À l'heure où j'écris ces lignes, des vagues de frappes de missiles se poursuivent sporadiquement à travers l'Ukraine, avec pour effet de terroriser les populations civiles et de détruire des infrastructures essentielles, notamment celles qui fournissent de l'électricité et du chauffage. Ce n'est un secret pour personne que les forces russes cherchent à faire souffrir la population ukrainienne pendant les mois d'hiver glacials.

On peut lire des dizaines de récits de crimes de guerre méticuleusement documentés par des journalistes courageux sur le terrain. Mais la question primordiale reste posée : Les crimes de guerre sont-ils en train de se normaliser ? Vladimir Poutine ne montre aucun signe de respect des règles de la guerre, et il reste à voir comment la communauté mondiale réagira.

L'Union européenne propose aujourd'hui la création d'un tribunal spécial pour les crimes de guerre. La réponse de chaque pays à cette proposition sera un véritable test éthique pour l'année à venir. Le droit de la guerre est fondé sur les vertus de la responsabilité et de la réciprocité.
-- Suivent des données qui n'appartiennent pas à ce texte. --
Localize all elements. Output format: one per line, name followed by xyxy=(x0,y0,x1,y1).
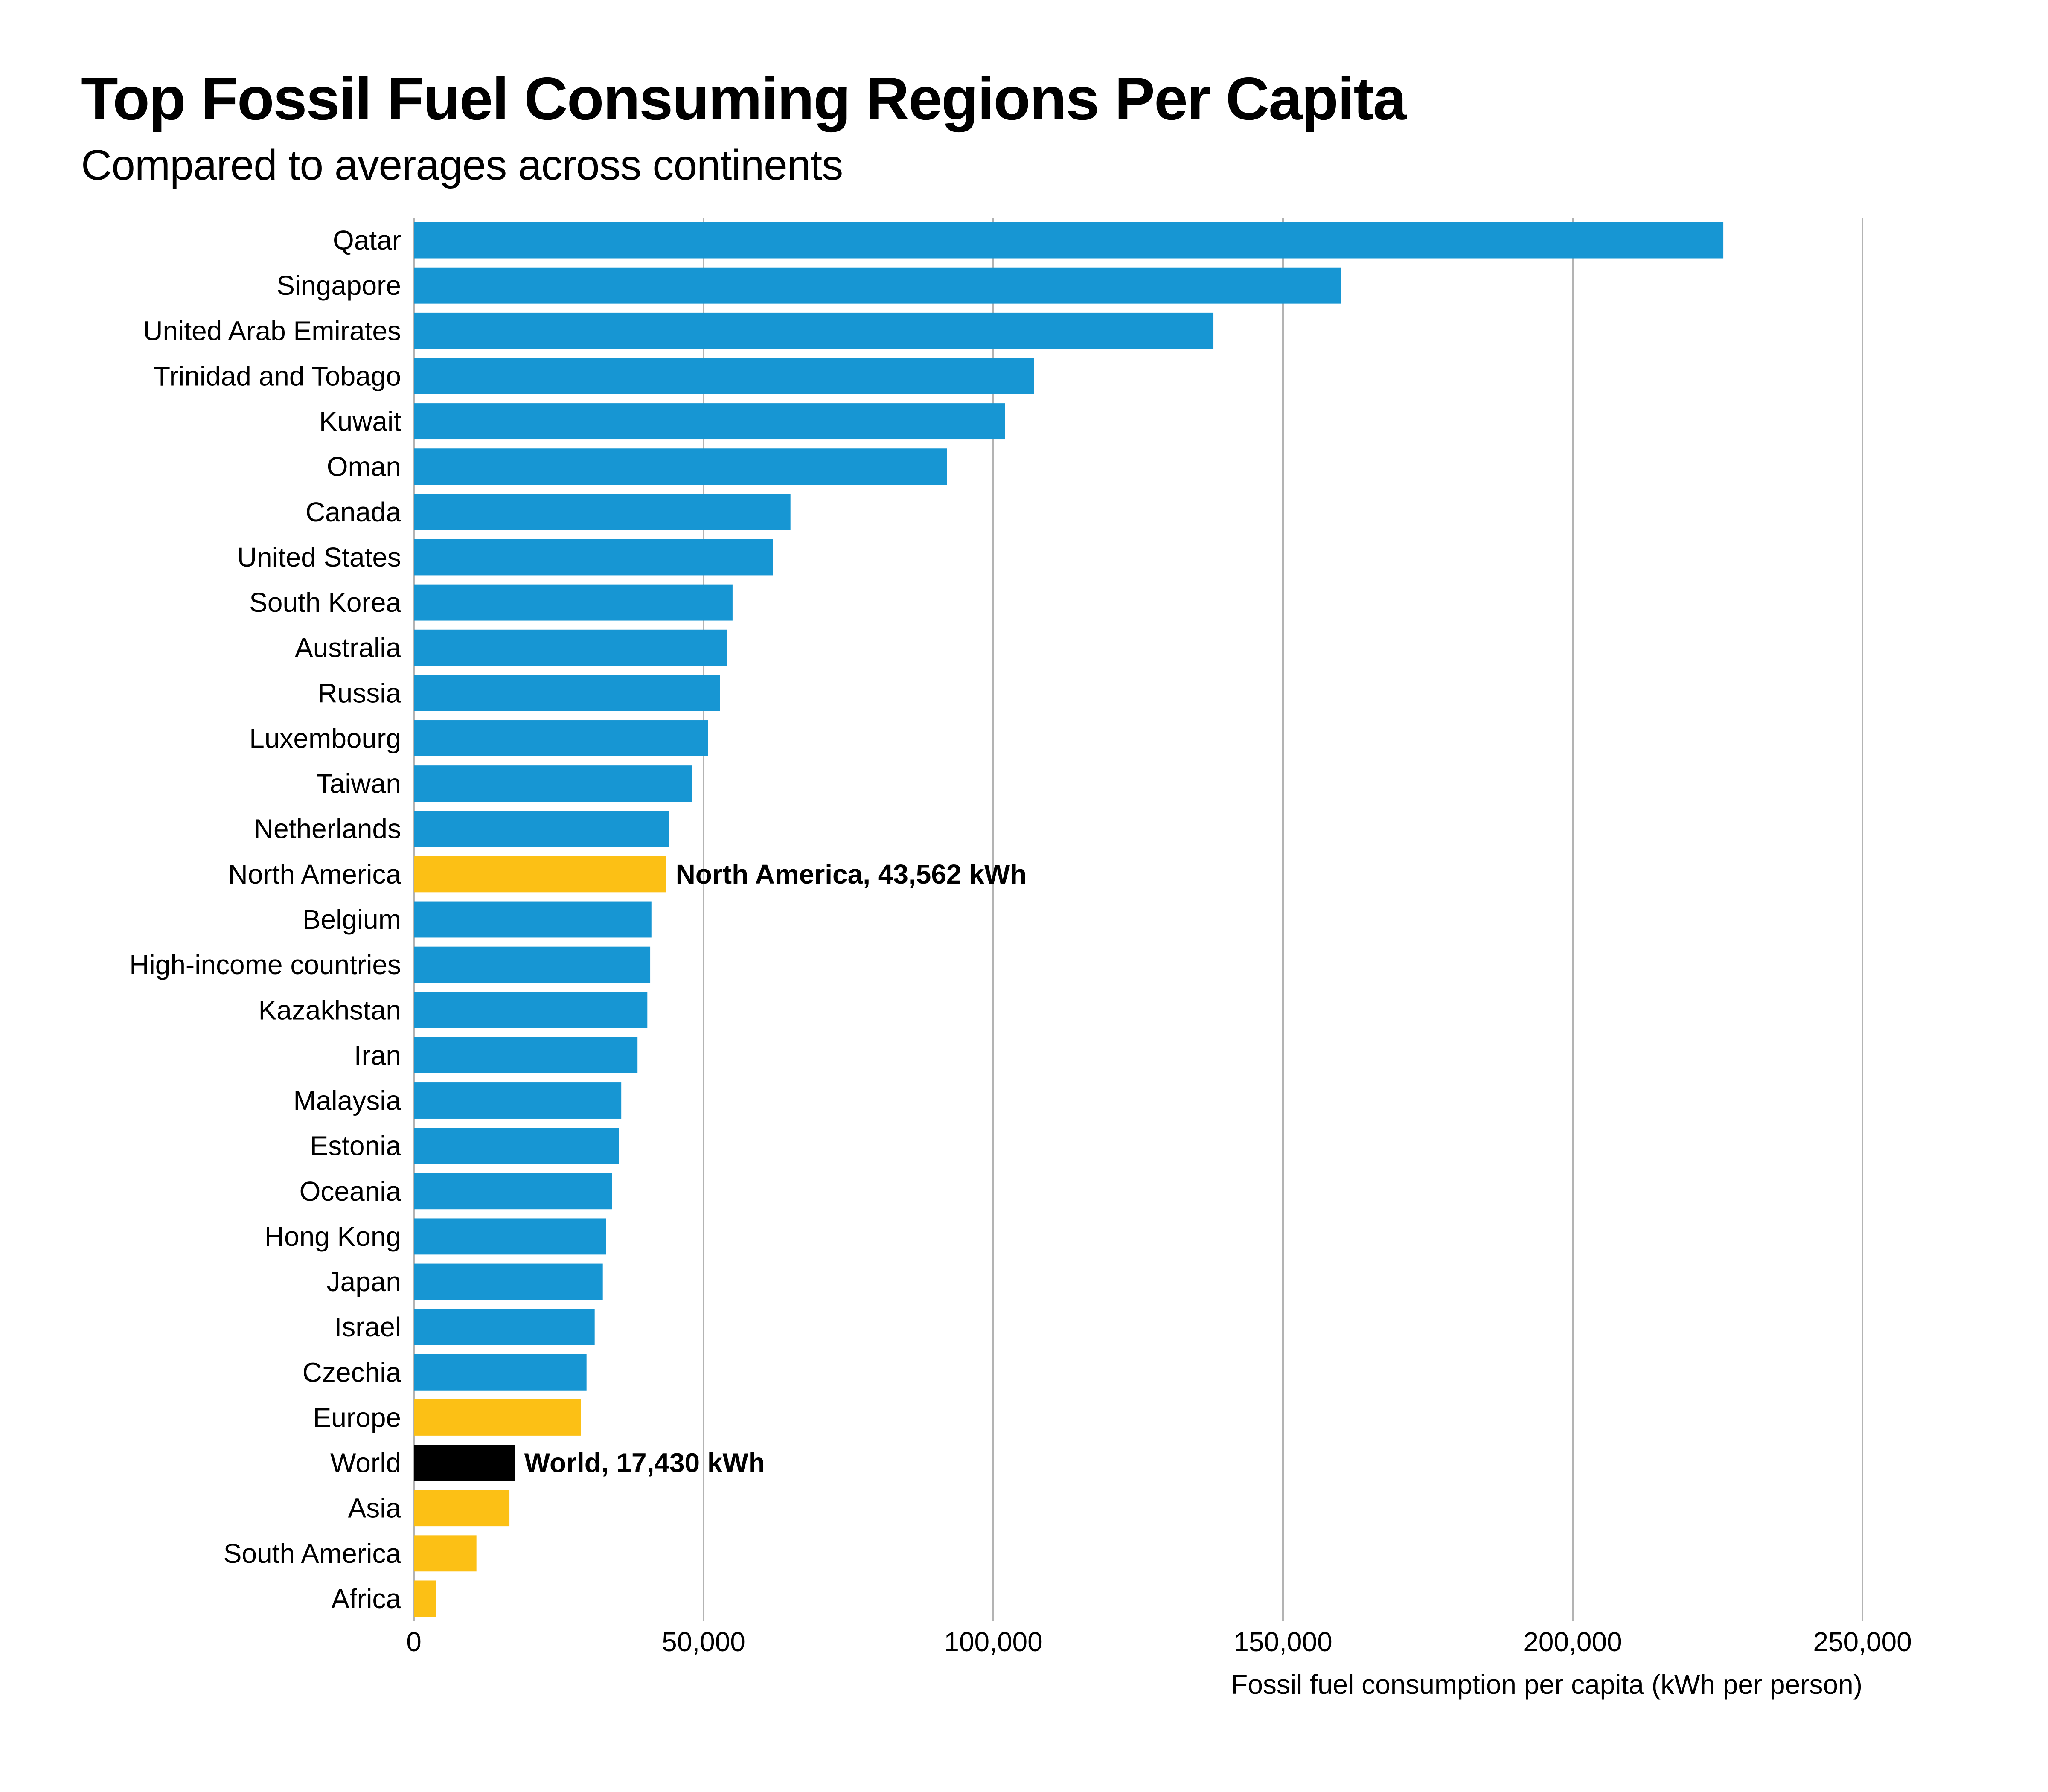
category-label-trinidad-and-tobago: Trinidad and Tobago xyxy=(154,361,401,391)
category-label-qatar: Qatar xyxy=(333,225,401,256)
category-label-russia: Russia xyxy=(317,678,401,708)
category-label-kazakhstan: Kazakhstan xyxy=(259,995,401,1025)
annotation-world: World, 17,430 kWh xyxy=(524,1448,765,1478)
chart-title: Top Fossil Fuel Consuming Regions Per Ca… xyxy=(81,65,1407,133)
bar-czechia xyxy=(414,1354,587,1391)
category-label-netherlands: Netherlands xyxy=(254,814,401,844)
bar-taiwan xyxy=(414,765,692,802)
bar-africa xyxy=(414,1580,436,1617)
bar-australia xyxy=(414,629,727,666)
bar-kazakhstan xyxy=(414,992,648,1028)
bar-hong-kong xyxy=(414,1218,606,1255)
category-label-estonia: Estonia xyxy=(310,1131,401,1161)
x-axis-ticks: 0 50,000 100,000 150,000 200,000 250,000 xyxy=(406,1626,1911,1657)
category-label-hong-kong: Hong Kong xyxy=(265,1221,401,1252)
bar-oceania xyxy=(414,1173,612,1210)
category-label-europe: Europe xyxy=(313,1402,401,1433)
annotations: North America, 43,562 kWh World, 17,430 k… xyxy=(524,859,1027,1478)
category-label-malaysia: Malaysia xyxy=(293,1085,401,1116)
bar-oman xyxy=(414,448,947,485)
bar-south-korea xyxy=(414,584,733,621)
bar-south-america xyxy=(414,1535,477,1572)
bar-world xyxy=(414,1445,515,1481)
category-label-asia: Asia xyxy=(348,1493,401,1524)
bar-high-income-countries xyxy=(414,946,651,983)
category-label-iran: Iran xyxy=(354,1040,401,1071)
category-label-oceania: Oceania xyxy=(300,1176,401,1207)
category-label-oman: Oman xyxy=(327,451,401,482)
x-axis-label: Fossil fuel consumption per capita (kWh … xyxy=(1231,1669,1862,1700)
bar-united-states xyxy=(414,539,773,576)
category-label-africa: Africa xyxy=(331,1583,401,1614)
bar-belgium xyxy=(414,901,652,938)
category-label-belgium: Belgium xyxy=(303,904,401,935)
category-label-united-arab-emirates: United Arab Emirates xyxy=(143,315,401,346)
category-label-united-states: United States xyxy=(237,542,401,573)
bars xyxy=(414,222,1724,1617)
category-label-high-income-countries: High-income countries xyxy=(129,949,401,980)
bar-qatar xyxy=(414,222,1724,259)
bar-luxembourg xyxy=(414,720,708,756)
category-label-north-america: North America xyxy=(228,859,401,890)
x-tick-label-200000: 200,000 xyxy=(1523,1626,1622,1657)
category-label-czechia: Czechia xyxy=(303,1357,401,1388)
bar-netherlands xyxy=(414,811,669,847)
category-label-australia: Australia xyxy=(295,632,401,663)
category-label-israel: Israel xyxy=(335,1312,401,1342)
category-label-luxembourg: Luxembourg xyxy=(249,723,401,753)
category-label-japan: Japan xyxy=(327,1266,401,1297)
bar-malaysia xyxy=(414,1082,622,1119)
category-label-kuwait: Kuwait xyxy=(319,406,401,437)
bar-asia xyxy=(414,1490,510,1527)
category-label-canada: Canada xyxy=(305,497,401,527)
bar-japan xyxy=(414,1263,603,1300)
bar-trinidad-and-tobago xyxy=(414,358,1034,394)
annotation-north-america: North America, 43,562 kWh xyxy=(676,859,1027,890)
x-tick-label-150000: 150,000 xyxy=(1233,1626,1332,1657)
bar-estonia xyxy=(414,1128,619,1164)
category-label-south-america: South America xyxy=(224,1538,401,1569)
chart-subtitle: Compared to averages across continents xyxy=(81,141,843,189)
bar-russia xyxy=(414,675,720,711)
category-labels: Qatar Singapore United Arab Emirates Trinid… xyxy=(129,225,401,1614)
x-tick-label-100000: 100,000 xyxy=(944,1626,1042,1657)
x-tick-label-50000: 50,000 xyxy=(662,1626,745,1657)
category-label-world: World xyxy=(330,1448,401,1478)
bar-north-america xyxy=(414,856,666,893)
x-tick-label-0: 0 xyxy=(406,1626,422,1657)
category-label-south-korea: South Korea xyxy=(249,587,401,618)
category-label-taiwan: Taiwan xyxy=(316,768,401,799)
bar-canada xyxy=(414,494,791,530)
bar-singapore xyxy=(414,267,1341,304)
bar-israel xyxy=(414,1309,595,1345)
bar-iran xyxy=(414,1037,638,1073)
bar-kuwait xyxy=(414,403,1005,440)
category-label-singapore: Singapore xyxy=(276,270,401,301)
x-tick-label-250000: 250,000 xyxy=(1813,1626,1911,1657)
bar-europe xyxy=(414,1399,581,1436)
bar-united-arab-emirates xyxy=(414,312,1214,349)
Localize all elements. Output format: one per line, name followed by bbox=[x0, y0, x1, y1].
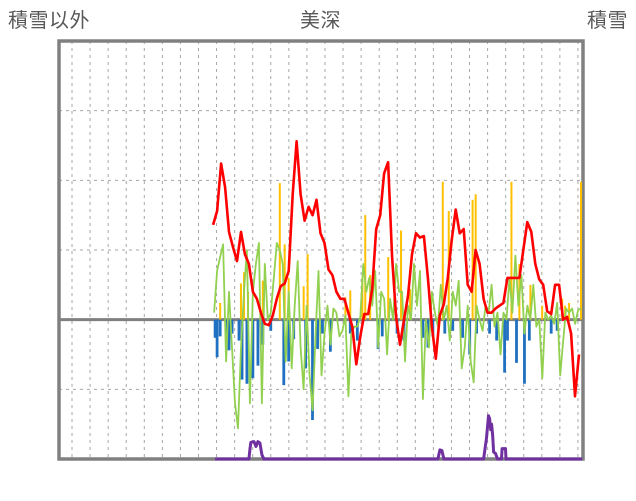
red-line bbox=[211, 140, 581, 398]
left-axis-title: 積雪以外 bbox=[8, 10, 90, 32]
gridlines bbox=[59, 41, 583, 459]
chart-title: 美深 bbox=[300, 10, 341, 32]
right-axis-title: 積雪 bbox=[587, 10, 628, 32]
orange-spikes bbox=[219, 181, 583, 320]
purple-line bbox=[215, 414, 583, 461]
green-line bbox=[213, 242, 582, 430]
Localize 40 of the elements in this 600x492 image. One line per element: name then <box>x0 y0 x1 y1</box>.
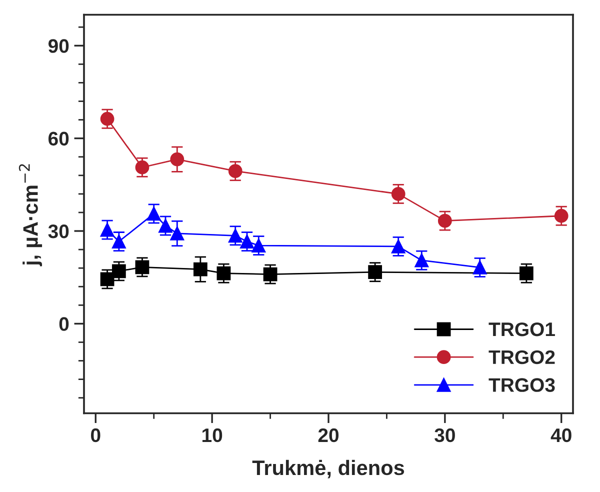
point <box>100 222 114 237</box>
point <box>193 262 208 276</box>
point <box>170 152 184 166</box>
point <box>368 265 382 280</box>
point <box>519 266 534 280</box>
x-tick-label: 40 <box>550 428 572 442</box>
point <box>472 260 487 274</box>
point <box>112 234 126 248</box>
y-tick-label: 0 <box>59 317 69 331</box>
y-axis-title: j, µA·cm$^{−2}$ <box>18 164 42 266</box>
point <box>438 214 452 228</box>
point <box>391 240 406 254</box>
y-tick-label: 60 <box>48 132 69 146</box>
point <box>170 226 184 240</box>
point <box>100 112 114 126</box>
point <box>240 234 254 248</box>
y-tick-label: 90 <box>48 39 69 53</box>
x-axis-title: Trukmė, dienos <box>252 460 404 478</box>
x-tick-label: 20 <box>318 428 339 442</box>
point <box>216 266 231 280</box>
point <box>252 238 266 252</box>
x-tick-label: 10 <box>202 428 222 442</box>
point <box>135 260 150 274</box>
legend-label: TRGO1 <box>488 322 555 336</box>
point <box>158 218 172 233</box>
y-tick-label: 30 <box>48 224 69 238</box>
point <box>146 206 161 221</box>
point <box>414 253 429 268</box>
x-tick-label: 30 <box>434 428 455 442</box>
point <box>135 160 150 174</box>
point <box>228 228 242 243</box>
point <box>228 164 242 178</box>
legend-label: TRGO3 <box>488 378 555 392</box>
legend-label: TRGO2 <box>488 350 555 364</box>
point <box>263 267 278 282</box>
point <box>391 186 406 201</box>
x-tick-label: 0 <box>91 428 100 442</box>
point <box>112 264 126 278</box>
point <box>100 272 114 286</box>
point <box>554 208 568 223</box>
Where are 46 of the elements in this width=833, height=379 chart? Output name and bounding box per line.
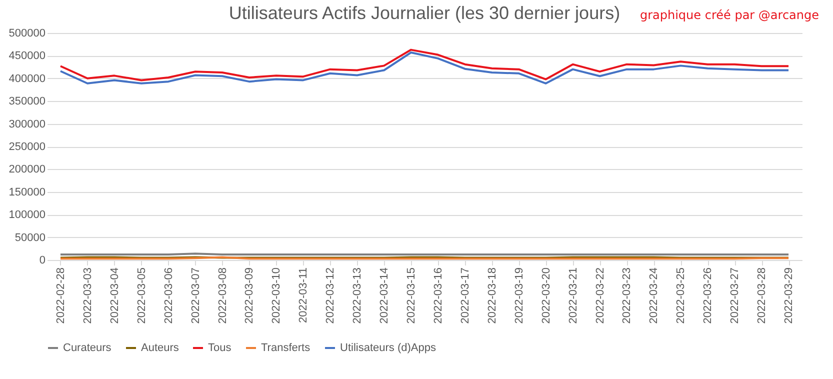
legend-label: Transferts (261, 342, 311, 354)
x-tick-label: 2022-03-07 (190, 268, 202, 324)
x-tick-label: 2022-03-05 (136, 268, 148, 324)
y-tick-label: 500000 (8, 28, 46, 40)
x-tick-label: 2022-03-16 (432, 268, 444, 324)
y-tick-label: 400000 (8, 72, 46, 85)
x-tick-label: 2022-03-11 (298, 268, 310, 323)
y-tick-label: 200000 (8, 164, 46, 176)
y-tick-label: 150000 (8, 186, 46, 198)
x-tick-label: 2022-03-18 (486, 268, 498, 324)
y-tick-label: 250000 (8, 141, 46, 153)
legend-label: Auteurs (141, 342, 180, 354)
x-tick-label: 2022-03-14 (378, 268, 391, 324)
x-tick-label: 2022-03-13 (352, 268, 364, 324)
y-tick-label: 350000 (8, 96, 46, 108)
x-tick-label: 2022-03-10 (270, 268, 283, 324)
x-tick-label: 2022-03-23 (621, 268, 634, 324)
y-tick-label: 450000 (8, 50, 46, 62)
x-tick-label: 2022-02-28 (54, 268, 67, 324)
x-tick-label: 2022-03-04 (108, 268, 121, 324)
y-tick-label: 0 (39, 254, 46, 266)
y-tick-label: 50000 (14, 232, 46, 244)
legend-label: Utilisateurs (d)Apps (340, 342, 436, 354)
x-tick-label: 2022-03-12 (324, 268, 337, 324)
y-tick-label: 300000 (8, 118, 46, 130)
x-tick-label: 2022-03-19 (513, 268, 526, 324)
x-tick-label: 2022-03-27 (729, 268, 742, 324)
x-tick-label: 2022-03-06 (162, 268, 175, 324)
text: graphique créé par @arcange (640, 8, 819, 22)
x-tick-label: 2022-03-21 (567, 268, 580, 324)
x-tick-label: 2022-03-09 (244, 268, 256, 324)
x-tick-label: 2022-03-26 (702, 268, 714, 324)
x-tick-label: 2022-03-28 (756, 268, 768, 324)
y-tick-label: 100000 (8, 209, 46, 222)
x-tick-label: 2022-03-25 (675, 268, 688, 324)
x-tick-label: 2022-03-08 (216, 268, 229, 324)
x-tick-label: 2022-03-20 (540, 268, 552, 324)
legend-label: Curateurs (63, 342, 112, 354)
x-tick-label: 2022-03-22 (594, 268, 606, 324)
x-tick-label: 2022-03-24 (648, 268, 660, 324)
x-tick-label: 2022-03-15 (406, 268, 418, 324)
x-tick-label: 2022-03-29 (783, 268, 796, 324)
chart-title: Utilisateurs Actifs Journalier (les 30 dernier jours) (228, 3, 620, 23)
x-tick-label: 2022-03-03 (82, 268, 94, 324)
legend-label: Tous (208, 342, 232, 354)
x-tick-label: 2022-03-17 (459, 268, 472, 324)
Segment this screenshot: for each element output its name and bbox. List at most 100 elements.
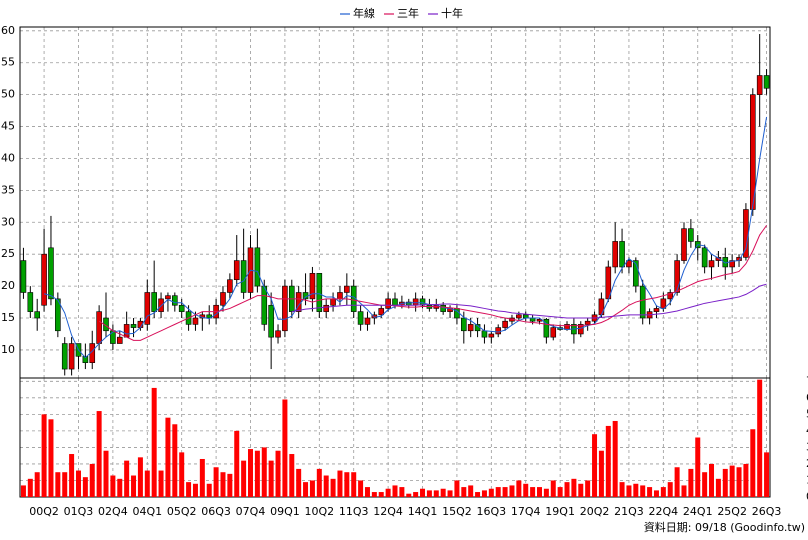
candle-body	[550, 327, 557, 338]
candle-body	[233, 260, 240, 281]
volume-bar	[399, 487, 405, 497]
y2-tick-label: 0	[806, 490, 808, 503]
y2-tick-label: 400,000	[806, 424, 808, 437]
volume-bar	[192, 483, 198, 497]
candle-body	[584, 320, 591, 325]
candle-body	[254, 247, 261, 287]
volume-bar	[392, 485, 398, 497]
volume-bar	[241, 460, 247, 497]
volume-bar	[323, 475, 329, 497]
x-tick-label: 16Q3	[477, 505, 507, 518]
volume-bar	[688, 468, 694, 497]
candle-body	[633, 260, 639, 287]
volume-bar	[55, 472, 61, 497]
volume-bar	[41, 414, 47, 497]
volume-bar	[82, 477, 88, 497]
volume-bar	[502, 487, 508, 497]
volume-bar	[34, 472, 40, 497]
volume-bar	[674, 467, 680, 497]
volume-bar	[612, 420, 618, 497]
candle-body	[763, 75, 770, 89]
volume-bar	[103, 450, 109, 497]
volume-bar	[337, 470, 343, 497]
volume-bar	[179, 452, 185, 497]
x-tick-label: 12Q4	[373, 505, 403, 518]
candle-body	[392, 298, 398, 306]
volume-bar	[557, 487, 563, 497]
candle-body	[667, 292, 674, 300]
y-tick-label: 15	[1, 311, 15, 324]
volume-bar	[743, 463, 749, 497]
x-tick-label: 06Q3	[201, 505, 231, 518]
candle-body	[20, 260, 27, 293]
candle-body	[61, 343, 68, 370]
candle-body	[688, 228, 694, 242]
candle-body	[240, 260, 247, 293]
volume-bar	[626, 485, 632, 497]
candle-body	[220, 292, 226, 306]
candle-body	[172, 295, 178, 306]
y2-tick-label: 600,000	[806, 391, 808, 404]
x-tick-label: 01Q3	[64, 505, 94, 518]
x-tick-label: 09Q1	[270, 505, 300, 518]
y-tick-label: 50	[1, 88, 15, 101]
volume-bar	[764, 452, 770, 497]
y2-tick-label: 500,000	[806, 407, 808, 420]
candle-body	[116, 336, 123, 344]
volume-bar	[275, 450, 281, 497]
x-tick-label: 24Q1	[683, 505, 713, 518]
volume-bar	[220, 472, 226, 497]
candle-body	[178, 304, 185, 312]
volume-bar	[27, 478, 33, 497]
volume-bar	[729, 465, 735, 497]
volume-bar	[468, 485, 474, 497]
volume-bar	[351, 472, 357, 497]
volume-bar	[20, 485, 26, 497]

Sans un droit inspiré par ces vertus, l'impunité et la barbarie prévalent.

4) Taïwan et la zone grise

Henry Kissinger a dit un jour que le but de la diplomatie était de "sauver le choix de la nécessité". J'ai interprété cette phrase comme signifiant que, face à un dilemme, il est utile de faire preuve de créativité et d'essayer d'élargir l'éventail des choix qui s'offrent à vous.

Ce conseil est mis à l'épreuve alors que les tensions augmentent sur l'avenir de Taïwan. L'ambiguïté quant aux engagements des États-Unis en faveur de la sécurité de Taïwan a été renforcée par des événements récents, notamment le voyage de la présidente de la Chambre des représentants, Nancy Pelosi, à Taipei en août, et la loi CHIPS de 2022, qui commencera à déplacer des éléments de la chaîne d'approvisionnement en semi-conducteurs de Taïwan vers les États-Unis.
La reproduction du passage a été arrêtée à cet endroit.